Ahern admitted over his 15 days of testimony in 2007 to “keeping most of the money in personal safes at his office and home from 1992 to 1994; failing to keep a personal bank account during much of the time under investigation; and paying no tax on any of it until the investigators uncovered its existence,” reports Bloomberg Businessweek.
Ahern also testified that all undocumented payments were unsolicited gifts, and that identical payments from within Ireland were loans.Tax law at the time in Ireland didn’t require gifts from overseas and domestic loans to be taxed.
Ahern made no repayments on the 1993 "loans" until the investigators discovered fourteen years later in 2007. Ultimately, Ahern negotiated a tax settlement for the unearthed funds.
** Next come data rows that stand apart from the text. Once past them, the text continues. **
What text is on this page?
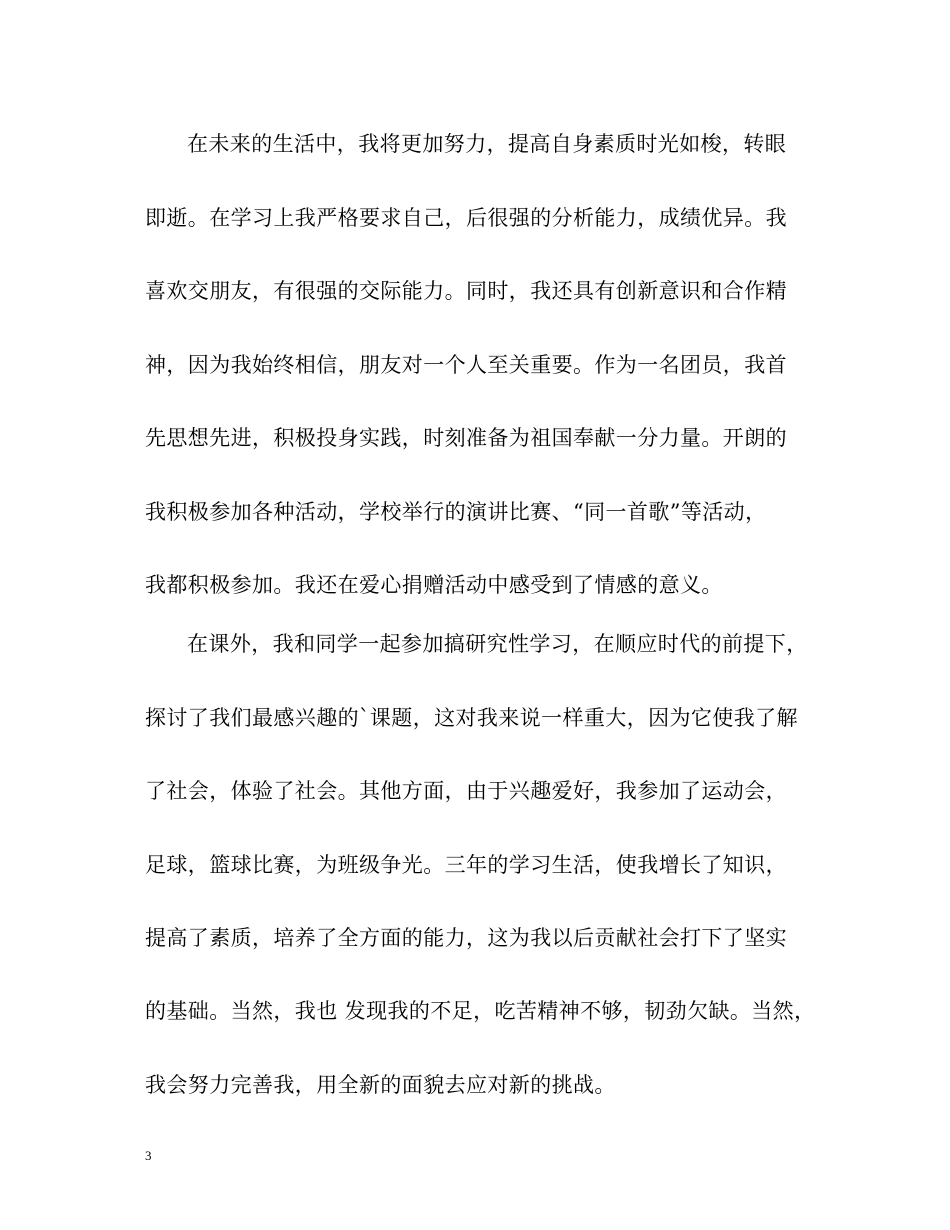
在未来的生活中，我将更加努力，提高自身素质时光如梭，转眼
即逝。在学习上我严格要求自己，后很强的分析能力，成绩优异。我
喜欢交朋友，有很强的交际能力。同时，我还具有创新意识和合作精
神，因为我始终相信，朋友对一个人至关重要。作为一名团员，我首
先思想先进，积极投身实践，时刻准备为祖国奉献一分力量。开朗的
我积极参加各种活动，学校举行的演讲比赛、“同一首歌”等活动，
我都积极参加。我还在爱心捐赠活动中感受到了情感的意义。
在课外，我和同学一起参加搞研究性学习，在顺应时代的前提下，
探讨了我们最感兴趣的`课题，这对我来说一样重大，因为它使我了解
了社会，体验了社会。其他方面，由于兴趣爱好，我参加了运动会，
足球，篮球比赛，为班级争光。三年的学习生活，使我增长了知识，
提高了素质，培养了全方面的能力，这为我以后贡献社会打下了坚实
的基础。当然，我也 发现我的不足，吃苦精神不够，韧劲欠缺。当然，
我会努力完善我，用全新的面貌去应对新的挑战。
3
Of funds that were deposited into the accounts into his then-girlfriend Celia Larkin and his two daughters’ bank accounts, Ahern claimed he had won the money betting on horses. Judges dismissed his explanation.
In addition, they also found untrue Ahern and several of his business partners explanation that a pub fundraiser had been held to raise money for Ahern’s campaign.
The judges did, however, accept the testimony of stockbroker Padraic O'Connor, who said he “barely knew Ahern and had been asked by Fianna Fail to make a $8,300 political donation in a company check for Ahern's benefit, which he did.”
Gerry Howlin, Ahern’s former special adviser in government, described the Tribunal’s findings as "far worse than anything I expected or believed possible."
"He told me he was telling the truth," Howlin said. "His narrative is not believed, and it is damning and it is serious. ... His reputation has been very seriously damaged."